Onuncusu: İslamcılar melek değildirler, mutlak yanlış ya da doğru olamazlar. Hata yaparlar ve öğrenirler. İslamcılar, on yıllardır devlet yönetimi ve kurumlarından uzak tutulmuşlar ve ötekileştirmeye maruz kalmışlardır. Bu yüzden, devlet kurumlarındaki çalışma mekanizmasını öğrenirken bir geçiş süreci yaşamakta ve bu kurumlarda var olma adına yetkinlikleri ve tecrübeleri doğrultusunda haklarını yeniden kazanmaktadırlar.
Geçmiş tecrübeler, belki de, İslamcıların çok sayıda adım atması gerektiğini ortaya koymuştur. Bu adımlar şöyledir:
- Toplumun farklı kesimlerine karşı daha açık ol ve programlarını anlatırken daha net ol
- Dinî azınlıklara projen hakkında güvence ve ulusal eylemlerde gerçek bir ortaklık yolu aç
- Bütün kapasiteleri ve yeterlilikleri uygun hale getirme yollarını ara
- İttifak çemberini genişlet ki ülkedeki devrimi ve demokratik süreci muhafaza edebilmek için belirgin bir ulusal güvenlik sağla.

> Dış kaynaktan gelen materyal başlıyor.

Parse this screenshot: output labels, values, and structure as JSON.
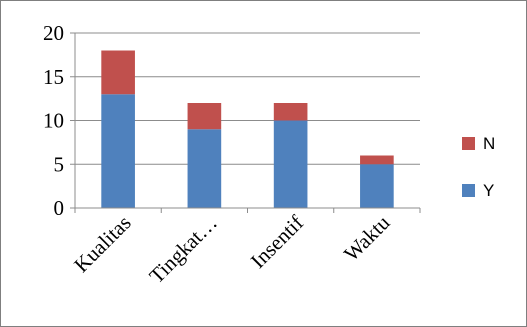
{
  "chart_data": {
    "type": "bar",
    "stacked": true,
    "categories": [
      "Kualitas",
      "Tingkat…",
      "Insentif",
      "Waktu"
    ],
    "series": [
      {
        "name": "Y",
        "values": [
          13,
          9,
          10,
          5
        ],
        "color": "#4f81bd"
      },
      {
        "name": "N",
        "values": [
          5,
          3,
          2,
          1
        ],
        "color": "#c0504d"
      }
    ],
    "ylim": [
      0,
      20
    ],
    "yticks": [
      0,
      5,
      10,
      15,
      20
    ],
    "grid": true,
    "legend_position": "right"
  }
}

- Eski rejimin “derin devlet kurumları“ ile etkin bir biçimde başa çıkmak için uygun mekanizmalar oluştur
- Bölgesel ve uluslararası çevrelerle problem yaşamamak için daha etkin ve dengeli ol.
Darbe İslamcılar için zor bir ders olmakla birlikte dostları ve düşmanlarının planlarını aşikâr biçimde öğrenmeleri açısından paha biçilmez bir değer taşımaktadır. Bu sayede dostları ve düşmanlarının hem zayıf noktalarını hem de sınırlarını öğrenmişlerdir. Belki de bu durum İslamcıların içindeki gücün en iyi biçimde ortaya çıkması ve toplum ile devleti yönetim düzeyindeki yükseliş konusunda bir motivasyon kaynağı olmuştur. İslamcılar, ayrıca, İsrail’in Filistin’i işgali sorunu ve yıkıcı yabancı gündemler karşısında Bölge’nin ve ulusal çıkarların korunması konusundaki görüşmeleri artırmalıdır. Burada, belki de, Allah’ın Yüce Kur’an’da buyurduğu: “…onun sizin için kötü olduğunu düşünmeyin; aksine sizin için iyi ( bir ders )tir“ sözü uygulanabilir.
Bu yüzden, muhtemelen Mısır’da İslamcıları yıkan bu beklenmedik sonuçlar onlar için yalnızca “ilerleme yolunda bir adım geri gitmektir“.